3) Community management is about creating collaboration spaces where various groups come together to create something greater than themselves and greater than they would create on their own. It’s about the depth of relationship that you can’t develop through casual interchanges, and it’s grounded in passion and vision. You can certainly create a community by using social tools, and it’s not about the tool as much as it is about its dynamics, its ability to solve problems for its constituents, and the amount of value created together.

From the standpoint of a company-hosted customer community.. At times, I’ve seen conflict between social media marketers and community managers, arising from the messiness that a community brings with it. Communities are made of passion, and passion is unpredictable. That doesn’t mean that a community is synonymous with lawlessness. Community management (the term with which I take issue also) is the difficult and exciting work of figuring out who the members of the community are, what their needs are and what jobs they’ve come to do, and helping the community form and evolve its norms. In the end, a healthy community will generate solutions that will drive all of its members forward — including the company that hosts the customer community. It will also result in great customer stories which can be used for social media marketing, and it will help the company become a social business through listening and working through problems together. See how it all ties together?

4) Social media itself is not really a job, it’s a set of tools — a pathway for person-to-person communications, which can be for any of the jobs listed above. Saying you are a social media manager is like saying you are a phone or email manager. Ok great, but for what purpose? Personal aside: I want to strike the word media from describing what’s now known as social media. It’s not media at all, and as long as we keep thinking of it as a broadcast, we’ll keep not meeting its full potential.

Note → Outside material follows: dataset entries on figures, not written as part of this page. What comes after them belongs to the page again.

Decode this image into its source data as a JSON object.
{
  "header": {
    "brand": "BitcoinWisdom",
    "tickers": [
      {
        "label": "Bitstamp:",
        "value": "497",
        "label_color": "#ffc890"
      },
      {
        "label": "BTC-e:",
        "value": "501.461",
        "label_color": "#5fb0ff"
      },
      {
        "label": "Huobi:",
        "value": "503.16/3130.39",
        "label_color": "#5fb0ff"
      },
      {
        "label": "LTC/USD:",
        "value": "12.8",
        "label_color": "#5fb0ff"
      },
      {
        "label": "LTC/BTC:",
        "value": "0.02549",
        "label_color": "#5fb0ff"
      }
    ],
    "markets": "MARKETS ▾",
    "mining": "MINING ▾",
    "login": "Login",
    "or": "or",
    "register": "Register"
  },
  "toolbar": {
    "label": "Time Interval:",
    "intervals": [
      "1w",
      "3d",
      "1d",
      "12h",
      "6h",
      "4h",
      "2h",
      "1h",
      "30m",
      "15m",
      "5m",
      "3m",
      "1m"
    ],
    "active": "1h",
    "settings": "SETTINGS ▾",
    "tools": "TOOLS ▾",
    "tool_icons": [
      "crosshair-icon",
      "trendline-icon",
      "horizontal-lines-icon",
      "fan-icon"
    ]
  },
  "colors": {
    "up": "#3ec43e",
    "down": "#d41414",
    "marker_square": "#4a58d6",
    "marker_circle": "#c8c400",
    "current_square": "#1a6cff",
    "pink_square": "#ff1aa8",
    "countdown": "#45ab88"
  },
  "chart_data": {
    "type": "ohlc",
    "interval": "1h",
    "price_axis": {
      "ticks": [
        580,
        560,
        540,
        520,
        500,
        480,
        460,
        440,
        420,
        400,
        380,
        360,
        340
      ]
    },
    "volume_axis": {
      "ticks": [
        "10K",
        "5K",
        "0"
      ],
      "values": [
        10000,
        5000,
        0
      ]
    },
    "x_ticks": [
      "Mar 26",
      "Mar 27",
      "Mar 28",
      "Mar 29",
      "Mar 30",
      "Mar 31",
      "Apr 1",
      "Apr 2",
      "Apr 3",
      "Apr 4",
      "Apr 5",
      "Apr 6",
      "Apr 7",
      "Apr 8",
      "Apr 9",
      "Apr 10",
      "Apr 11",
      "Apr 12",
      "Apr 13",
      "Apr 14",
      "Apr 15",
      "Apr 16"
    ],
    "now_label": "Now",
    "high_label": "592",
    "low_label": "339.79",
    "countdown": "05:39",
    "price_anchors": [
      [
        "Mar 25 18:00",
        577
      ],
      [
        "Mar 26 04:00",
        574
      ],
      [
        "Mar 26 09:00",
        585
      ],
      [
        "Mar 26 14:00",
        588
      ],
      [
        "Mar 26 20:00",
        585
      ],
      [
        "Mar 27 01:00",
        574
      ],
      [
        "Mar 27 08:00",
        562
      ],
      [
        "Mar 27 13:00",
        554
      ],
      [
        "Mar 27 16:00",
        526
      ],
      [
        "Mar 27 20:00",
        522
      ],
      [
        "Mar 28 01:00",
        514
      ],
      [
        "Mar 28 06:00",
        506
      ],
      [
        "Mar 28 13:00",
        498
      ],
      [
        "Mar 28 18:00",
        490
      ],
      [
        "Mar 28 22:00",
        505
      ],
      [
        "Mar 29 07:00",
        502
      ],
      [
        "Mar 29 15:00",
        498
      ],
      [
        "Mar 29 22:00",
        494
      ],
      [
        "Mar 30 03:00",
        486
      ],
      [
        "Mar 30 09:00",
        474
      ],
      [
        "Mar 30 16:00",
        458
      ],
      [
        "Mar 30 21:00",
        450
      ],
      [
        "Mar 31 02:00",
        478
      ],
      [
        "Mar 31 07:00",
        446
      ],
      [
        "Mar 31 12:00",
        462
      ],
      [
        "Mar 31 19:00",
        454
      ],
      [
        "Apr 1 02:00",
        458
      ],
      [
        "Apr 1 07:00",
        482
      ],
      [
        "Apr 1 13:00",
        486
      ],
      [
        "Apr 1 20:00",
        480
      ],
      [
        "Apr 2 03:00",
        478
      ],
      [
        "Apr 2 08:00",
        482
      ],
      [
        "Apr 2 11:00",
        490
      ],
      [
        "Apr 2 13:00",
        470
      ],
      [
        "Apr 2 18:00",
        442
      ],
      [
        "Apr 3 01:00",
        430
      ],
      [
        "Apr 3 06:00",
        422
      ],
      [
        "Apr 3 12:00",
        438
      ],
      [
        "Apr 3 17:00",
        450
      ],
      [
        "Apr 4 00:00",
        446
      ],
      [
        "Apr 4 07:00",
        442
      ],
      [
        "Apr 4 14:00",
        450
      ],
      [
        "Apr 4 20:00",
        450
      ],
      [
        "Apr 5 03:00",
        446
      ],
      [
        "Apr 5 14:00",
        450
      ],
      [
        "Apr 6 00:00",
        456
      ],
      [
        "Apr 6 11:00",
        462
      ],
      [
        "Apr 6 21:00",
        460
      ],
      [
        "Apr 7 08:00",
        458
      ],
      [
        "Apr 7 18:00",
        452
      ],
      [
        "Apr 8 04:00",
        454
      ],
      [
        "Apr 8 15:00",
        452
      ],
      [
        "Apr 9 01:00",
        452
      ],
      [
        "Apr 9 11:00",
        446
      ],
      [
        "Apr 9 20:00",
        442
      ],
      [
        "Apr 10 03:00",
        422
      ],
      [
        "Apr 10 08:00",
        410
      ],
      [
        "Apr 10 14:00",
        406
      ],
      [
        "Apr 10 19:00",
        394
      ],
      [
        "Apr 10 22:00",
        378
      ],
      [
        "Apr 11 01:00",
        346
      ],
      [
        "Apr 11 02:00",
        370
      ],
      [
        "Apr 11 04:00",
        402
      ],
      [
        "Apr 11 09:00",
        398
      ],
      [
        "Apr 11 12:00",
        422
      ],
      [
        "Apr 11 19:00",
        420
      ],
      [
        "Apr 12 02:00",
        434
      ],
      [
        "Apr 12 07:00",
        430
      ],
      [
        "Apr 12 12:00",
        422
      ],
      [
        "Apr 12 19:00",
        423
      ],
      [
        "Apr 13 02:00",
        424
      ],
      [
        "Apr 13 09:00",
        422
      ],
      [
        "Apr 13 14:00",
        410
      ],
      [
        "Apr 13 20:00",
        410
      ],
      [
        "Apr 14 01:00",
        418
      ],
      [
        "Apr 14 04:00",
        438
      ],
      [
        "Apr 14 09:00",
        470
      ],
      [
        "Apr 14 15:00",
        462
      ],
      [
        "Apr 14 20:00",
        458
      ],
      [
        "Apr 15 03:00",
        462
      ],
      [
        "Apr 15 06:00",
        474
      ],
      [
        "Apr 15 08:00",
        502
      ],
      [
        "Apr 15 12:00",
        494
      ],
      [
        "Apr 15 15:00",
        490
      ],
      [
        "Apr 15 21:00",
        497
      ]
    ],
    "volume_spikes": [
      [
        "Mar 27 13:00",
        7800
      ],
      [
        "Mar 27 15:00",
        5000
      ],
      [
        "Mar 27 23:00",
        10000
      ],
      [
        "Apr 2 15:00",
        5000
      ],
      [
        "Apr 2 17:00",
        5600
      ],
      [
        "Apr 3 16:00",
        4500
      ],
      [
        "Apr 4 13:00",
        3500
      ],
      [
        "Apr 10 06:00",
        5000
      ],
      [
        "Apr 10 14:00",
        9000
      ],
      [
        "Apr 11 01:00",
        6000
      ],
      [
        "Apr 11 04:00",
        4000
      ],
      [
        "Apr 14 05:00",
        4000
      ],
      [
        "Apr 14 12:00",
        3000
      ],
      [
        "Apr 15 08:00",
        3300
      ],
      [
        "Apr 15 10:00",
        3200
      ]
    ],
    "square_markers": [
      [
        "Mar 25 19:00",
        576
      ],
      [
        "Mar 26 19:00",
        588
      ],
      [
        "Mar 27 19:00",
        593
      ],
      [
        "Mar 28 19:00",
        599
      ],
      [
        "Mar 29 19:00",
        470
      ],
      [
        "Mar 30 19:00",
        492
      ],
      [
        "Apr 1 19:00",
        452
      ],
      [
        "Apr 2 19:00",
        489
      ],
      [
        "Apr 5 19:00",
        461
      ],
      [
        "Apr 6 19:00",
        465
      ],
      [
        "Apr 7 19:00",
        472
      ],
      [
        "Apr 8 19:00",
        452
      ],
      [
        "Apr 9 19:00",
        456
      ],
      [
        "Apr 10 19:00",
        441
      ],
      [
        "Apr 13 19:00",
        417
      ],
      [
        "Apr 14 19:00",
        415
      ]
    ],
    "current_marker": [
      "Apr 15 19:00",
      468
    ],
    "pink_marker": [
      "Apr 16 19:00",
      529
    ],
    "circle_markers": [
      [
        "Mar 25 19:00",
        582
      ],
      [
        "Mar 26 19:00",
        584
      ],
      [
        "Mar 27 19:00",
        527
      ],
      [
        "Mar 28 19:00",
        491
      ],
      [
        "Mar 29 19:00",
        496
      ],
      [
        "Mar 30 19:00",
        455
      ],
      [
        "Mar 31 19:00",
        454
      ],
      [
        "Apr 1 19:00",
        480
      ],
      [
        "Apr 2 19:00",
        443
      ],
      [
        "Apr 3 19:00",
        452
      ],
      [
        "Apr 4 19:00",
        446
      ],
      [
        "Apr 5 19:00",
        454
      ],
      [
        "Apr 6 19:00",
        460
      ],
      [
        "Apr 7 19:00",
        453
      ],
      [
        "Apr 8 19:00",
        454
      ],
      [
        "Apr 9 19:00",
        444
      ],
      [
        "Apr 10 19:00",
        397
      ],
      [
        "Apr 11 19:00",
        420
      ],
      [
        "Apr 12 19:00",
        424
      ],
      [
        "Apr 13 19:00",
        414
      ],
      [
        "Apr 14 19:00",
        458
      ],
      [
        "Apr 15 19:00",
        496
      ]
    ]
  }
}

I didn’t write this post to split hairs about definitions — anyone who knows me knows that I don’t care what you call something, as long as you actually do it. But words have meaning, and we need to be deliberate in how we use them and transfer this meaning to others. Neither job is better or worse, but they are different, and so are the skills necessary for them. It’s entirely possible that in some companies, social and community are performed by the same person. In my job, I used to do both, and have since transitioned the day-to-day social activities to another employee (although I still oversee processes and internal training and education). I now focus on creating better processes, designing better communities and making sure that all stakeholders — employees and customers — are well supported when they tell their stories.